While she is quiet and I have some more time to think, I try to summarise how I can get stronger efficiently. I should first work on my mana foundations before I move onto imbuing them into my body parts, it obviously keeps failing me. I should be able to separate my mana into different parts of my body and move it faster and subconsciously.
I first take a deep breath and see if my mana can expand throughout my body evenly. It doesn’t quite make it past my knees and elbows, my mana pool not large enough. How do I go about increasing my mana pool? I can minutely tell that it’s increased since I first used it. There's probably isn’t anyone I can ask because everyone is just casting spells and leveling up, gaining stats through skill points.

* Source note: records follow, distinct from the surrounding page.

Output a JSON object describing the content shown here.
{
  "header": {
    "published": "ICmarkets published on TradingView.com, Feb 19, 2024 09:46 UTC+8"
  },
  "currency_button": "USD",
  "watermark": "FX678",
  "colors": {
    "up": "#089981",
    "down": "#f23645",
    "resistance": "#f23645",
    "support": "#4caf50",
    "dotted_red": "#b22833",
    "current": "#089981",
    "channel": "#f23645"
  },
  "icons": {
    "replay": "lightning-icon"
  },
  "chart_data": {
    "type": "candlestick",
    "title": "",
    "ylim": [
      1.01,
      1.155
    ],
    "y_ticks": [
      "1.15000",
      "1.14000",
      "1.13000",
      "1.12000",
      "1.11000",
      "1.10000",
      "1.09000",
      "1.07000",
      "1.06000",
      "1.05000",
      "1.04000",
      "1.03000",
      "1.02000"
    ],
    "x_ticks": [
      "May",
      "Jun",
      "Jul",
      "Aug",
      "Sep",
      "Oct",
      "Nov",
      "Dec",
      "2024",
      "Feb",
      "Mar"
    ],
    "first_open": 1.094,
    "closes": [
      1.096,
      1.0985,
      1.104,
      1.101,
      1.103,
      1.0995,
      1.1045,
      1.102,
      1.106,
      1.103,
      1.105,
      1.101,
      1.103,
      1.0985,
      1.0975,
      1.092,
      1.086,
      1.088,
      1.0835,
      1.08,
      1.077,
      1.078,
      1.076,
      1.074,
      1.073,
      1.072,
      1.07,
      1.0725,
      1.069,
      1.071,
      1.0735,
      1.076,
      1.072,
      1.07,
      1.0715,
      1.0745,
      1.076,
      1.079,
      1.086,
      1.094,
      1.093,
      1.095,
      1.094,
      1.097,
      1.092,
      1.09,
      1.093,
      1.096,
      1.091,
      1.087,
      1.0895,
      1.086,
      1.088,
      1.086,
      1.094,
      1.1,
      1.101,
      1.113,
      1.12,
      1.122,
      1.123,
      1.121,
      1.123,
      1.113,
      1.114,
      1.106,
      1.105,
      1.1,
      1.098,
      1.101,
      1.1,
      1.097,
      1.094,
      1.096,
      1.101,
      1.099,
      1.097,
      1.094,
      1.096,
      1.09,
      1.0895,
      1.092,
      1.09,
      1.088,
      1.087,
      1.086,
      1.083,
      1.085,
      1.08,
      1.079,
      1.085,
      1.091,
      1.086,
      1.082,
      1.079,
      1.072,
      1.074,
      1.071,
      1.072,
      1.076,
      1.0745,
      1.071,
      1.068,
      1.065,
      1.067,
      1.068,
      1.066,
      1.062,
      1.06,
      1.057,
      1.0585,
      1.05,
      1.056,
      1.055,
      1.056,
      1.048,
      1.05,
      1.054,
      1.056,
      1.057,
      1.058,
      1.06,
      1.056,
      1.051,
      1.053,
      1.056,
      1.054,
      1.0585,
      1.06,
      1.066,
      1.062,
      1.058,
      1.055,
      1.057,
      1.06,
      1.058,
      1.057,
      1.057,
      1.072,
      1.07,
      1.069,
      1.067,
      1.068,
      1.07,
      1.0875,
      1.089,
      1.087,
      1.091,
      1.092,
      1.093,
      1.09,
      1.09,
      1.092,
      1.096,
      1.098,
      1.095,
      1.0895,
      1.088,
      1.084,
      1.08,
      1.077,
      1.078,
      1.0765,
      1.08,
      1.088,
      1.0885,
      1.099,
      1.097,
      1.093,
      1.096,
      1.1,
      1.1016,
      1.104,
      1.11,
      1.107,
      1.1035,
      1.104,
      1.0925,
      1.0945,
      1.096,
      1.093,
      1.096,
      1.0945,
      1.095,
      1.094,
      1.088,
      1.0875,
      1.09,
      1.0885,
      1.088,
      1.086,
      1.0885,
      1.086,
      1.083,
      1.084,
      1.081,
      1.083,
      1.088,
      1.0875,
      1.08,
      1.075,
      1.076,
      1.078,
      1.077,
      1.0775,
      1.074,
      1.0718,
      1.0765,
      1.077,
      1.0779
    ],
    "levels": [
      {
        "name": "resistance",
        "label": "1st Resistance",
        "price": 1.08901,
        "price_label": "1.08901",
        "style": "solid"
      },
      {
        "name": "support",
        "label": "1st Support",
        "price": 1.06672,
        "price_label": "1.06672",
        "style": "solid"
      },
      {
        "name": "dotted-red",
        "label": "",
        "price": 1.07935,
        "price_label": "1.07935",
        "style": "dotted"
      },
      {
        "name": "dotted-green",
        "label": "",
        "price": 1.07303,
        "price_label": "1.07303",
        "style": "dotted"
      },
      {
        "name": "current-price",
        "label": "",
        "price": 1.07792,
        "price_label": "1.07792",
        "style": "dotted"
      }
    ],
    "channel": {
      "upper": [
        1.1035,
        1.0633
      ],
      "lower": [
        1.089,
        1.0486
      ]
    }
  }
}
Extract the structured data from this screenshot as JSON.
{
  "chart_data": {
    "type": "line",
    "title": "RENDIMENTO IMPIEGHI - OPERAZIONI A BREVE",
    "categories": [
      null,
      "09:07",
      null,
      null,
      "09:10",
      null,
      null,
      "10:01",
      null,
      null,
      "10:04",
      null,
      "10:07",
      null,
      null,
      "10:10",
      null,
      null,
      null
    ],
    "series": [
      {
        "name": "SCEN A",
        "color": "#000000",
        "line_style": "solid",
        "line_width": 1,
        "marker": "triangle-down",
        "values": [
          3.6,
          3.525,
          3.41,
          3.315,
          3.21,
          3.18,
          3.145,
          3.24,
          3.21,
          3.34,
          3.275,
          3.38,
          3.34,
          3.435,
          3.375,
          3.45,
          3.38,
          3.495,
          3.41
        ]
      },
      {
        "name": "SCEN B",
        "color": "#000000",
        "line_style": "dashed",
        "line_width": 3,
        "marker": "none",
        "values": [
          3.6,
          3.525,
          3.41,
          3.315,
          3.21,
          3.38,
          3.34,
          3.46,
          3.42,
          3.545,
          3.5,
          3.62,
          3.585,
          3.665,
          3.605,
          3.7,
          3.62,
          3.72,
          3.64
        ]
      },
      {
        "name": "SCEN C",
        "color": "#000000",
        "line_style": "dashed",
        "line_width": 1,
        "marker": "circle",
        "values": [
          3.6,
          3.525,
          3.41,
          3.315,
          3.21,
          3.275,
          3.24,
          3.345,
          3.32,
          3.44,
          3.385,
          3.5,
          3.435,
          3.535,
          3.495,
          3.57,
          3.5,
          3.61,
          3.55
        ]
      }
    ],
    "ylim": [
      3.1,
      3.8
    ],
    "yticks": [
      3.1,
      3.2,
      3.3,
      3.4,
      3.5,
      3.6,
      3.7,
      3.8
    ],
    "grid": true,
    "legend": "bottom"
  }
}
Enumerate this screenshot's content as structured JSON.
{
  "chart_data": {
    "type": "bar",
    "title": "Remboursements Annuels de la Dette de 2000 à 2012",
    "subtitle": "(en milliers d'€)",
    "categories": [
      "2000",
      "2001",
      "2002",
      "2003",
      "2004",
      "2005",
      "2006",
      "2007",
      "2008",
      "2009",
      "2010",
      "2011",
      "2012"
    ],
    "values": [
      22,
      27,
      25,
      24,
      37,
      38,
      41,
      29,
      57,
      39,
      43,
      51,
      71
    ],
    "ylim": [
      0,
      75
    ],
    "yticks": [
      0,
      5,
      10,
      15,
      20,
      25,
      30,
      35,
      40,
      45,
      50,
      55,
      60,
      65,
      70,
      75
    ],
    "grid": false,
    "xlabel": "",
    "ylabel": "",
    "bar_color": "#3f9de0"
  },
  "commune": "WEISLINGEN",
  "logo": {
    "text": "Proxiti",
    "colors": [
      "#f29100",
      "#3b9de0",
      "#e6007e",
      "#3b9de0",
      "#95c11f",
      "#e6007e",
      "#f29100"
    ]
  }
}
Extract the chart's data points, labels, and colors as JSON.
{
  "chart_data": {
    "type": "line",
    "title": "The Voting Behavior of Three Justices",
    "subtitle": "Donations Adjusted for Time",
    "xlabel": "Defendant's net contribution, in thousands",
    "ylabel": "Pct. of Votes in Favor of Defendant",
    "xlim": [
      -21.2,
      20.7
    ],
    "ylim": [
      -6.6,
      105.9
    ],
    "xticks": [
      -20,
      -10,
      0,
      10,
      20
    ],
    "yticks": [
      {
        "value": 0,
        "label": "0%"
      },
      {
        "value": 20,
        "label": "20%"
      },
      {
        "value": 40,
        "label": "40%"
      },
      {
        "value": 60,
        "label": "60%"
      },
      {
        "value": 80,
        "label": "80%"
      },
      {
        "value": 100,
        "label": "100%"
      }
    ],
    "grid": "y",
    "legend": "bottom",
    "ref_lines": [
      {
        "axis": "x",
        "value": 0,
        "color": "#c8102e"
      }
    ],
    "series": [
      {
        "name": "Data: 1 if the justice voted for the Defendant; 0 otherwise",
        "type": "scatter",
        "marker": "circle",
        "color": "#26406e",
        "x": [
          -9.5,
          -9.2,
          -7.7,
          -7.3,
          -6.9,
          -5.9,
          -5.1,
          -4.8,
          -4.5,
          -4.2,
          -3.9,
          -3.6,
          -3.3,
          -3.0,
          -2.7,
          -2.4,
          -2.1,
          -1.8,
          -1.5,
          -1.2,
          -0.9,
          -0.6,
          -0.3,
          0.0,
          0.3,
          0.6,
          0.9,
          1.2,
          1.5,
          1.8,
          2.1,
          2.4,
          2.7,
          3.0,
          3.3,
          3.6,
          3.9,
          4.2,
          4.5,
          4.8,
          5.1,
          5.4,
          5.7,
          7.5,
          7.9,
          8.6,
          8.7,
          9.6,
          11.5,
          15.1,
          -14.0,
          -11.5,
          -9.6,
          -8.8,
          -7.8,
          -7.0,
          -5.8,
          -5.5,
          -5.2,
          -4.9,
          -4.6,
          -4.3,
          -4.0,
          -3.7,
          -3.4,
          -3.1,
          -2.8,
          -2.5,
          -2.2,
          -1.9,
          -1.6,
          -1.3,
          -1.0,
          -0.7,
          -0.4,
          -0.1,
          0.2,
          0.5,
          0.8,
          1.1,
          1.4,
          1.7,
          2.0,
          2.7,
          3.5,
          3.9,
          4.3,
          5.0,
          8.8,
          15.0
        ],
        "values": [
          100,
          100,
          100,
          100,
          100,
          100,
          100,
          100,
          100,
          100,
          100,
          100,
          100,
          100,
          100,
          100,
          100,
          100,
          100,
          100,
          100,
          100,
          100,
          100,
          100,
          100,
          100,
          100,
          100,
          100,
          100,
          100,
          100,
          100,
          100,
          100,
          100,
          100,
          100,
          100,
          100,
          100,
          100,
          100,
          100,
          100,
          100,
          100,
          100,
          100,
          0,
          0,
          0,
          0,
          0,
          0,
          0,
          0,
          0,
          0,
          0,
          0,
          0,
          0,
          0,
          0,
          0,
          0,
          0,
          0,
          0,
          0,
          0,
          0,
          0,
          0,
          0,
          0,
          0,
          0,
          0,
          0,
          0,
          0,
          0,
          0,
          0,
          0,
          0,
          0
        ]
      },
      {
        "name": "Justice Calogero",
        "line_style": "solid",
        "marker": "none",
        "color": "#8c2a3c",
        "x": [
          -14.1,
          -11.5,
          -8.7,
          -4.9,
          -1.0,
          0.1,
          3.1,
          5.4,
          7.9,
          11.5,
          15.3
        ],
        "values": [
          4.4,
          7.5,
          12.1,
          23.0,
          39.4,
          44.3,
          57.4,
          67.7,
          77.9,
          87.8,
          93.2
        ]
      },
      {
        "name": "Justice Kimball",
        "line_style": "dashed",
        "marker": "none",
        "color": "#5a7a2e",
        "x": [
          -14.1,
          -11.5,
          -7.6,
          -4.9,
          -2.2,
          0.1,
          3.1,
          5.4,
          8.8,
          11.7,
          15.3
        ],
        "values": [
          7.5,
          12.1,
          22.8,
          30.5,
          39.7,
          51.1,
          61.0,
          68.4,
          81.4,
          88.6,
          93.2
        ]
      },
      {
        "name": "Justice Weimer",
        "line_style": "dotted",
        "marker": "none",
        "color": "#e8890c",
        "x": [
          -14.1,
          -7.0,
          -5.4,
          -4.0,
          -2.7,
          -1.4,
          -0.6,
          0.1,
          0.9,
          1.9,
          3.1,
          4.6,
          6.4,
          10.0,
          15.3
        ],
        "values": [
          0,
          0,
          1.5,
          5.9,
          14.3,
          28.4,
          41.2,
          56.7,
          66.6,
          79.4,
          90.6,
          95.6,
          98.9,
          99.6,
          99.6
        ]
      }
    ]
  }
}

There’s only one theory I can make up. The more I use my mana up, the denser the pool would become. Mana exhaustion happens because you don’t have any mana in your body, making it harder to function. What if I use almost all of my mana except a tiny sliver and let my mana fill back up. The more it fills back up, the denser the mana becomes. The more my body regenerates mana, the fresher the mana, the faster the process becomes. I know I’ve read that in a novel before but I don’t know if that’s actually applicable.
Sitting in silence for a bit longer, I think of every possible way that I can use my mana and it’s starting to drive me stir crazy. It's like sitting in a car ride and not stretching your legs for hours. My itch and desire to practice is becoming more and more of a problem. How am I gonna be able to get out of here and actually practice using mana where there’s not someone constantly watching me?
I look to my softly breathing brother and gently hold his hand, feeling a small pulse inside of him. Holding his hand close and closing my eyes, I notice a secondary pulse. Focusing deeply inward, I notice that it’s actually mana pulsing as well through him. Although worryingly, it’s a very weak and fragile pulse, skipping a beat or two rather frequently. I break off my mana into a very small portion, my concentration furled in my eyebrows. Sending the mana through my fingers, I gently push it into his, hoping to hit his mana stream. But before the mana makes it to his fingertips, it disappears into space.
A new determined plan forms. Project “Save Lucas”. I’ll strengthen his mana pool and hopefully make him strong enough to wake himself up.
I’ll help you Lucas. But only because I feel it’s not fair that I’m the only one that has to deal with mom. I’ll save you so you can save me.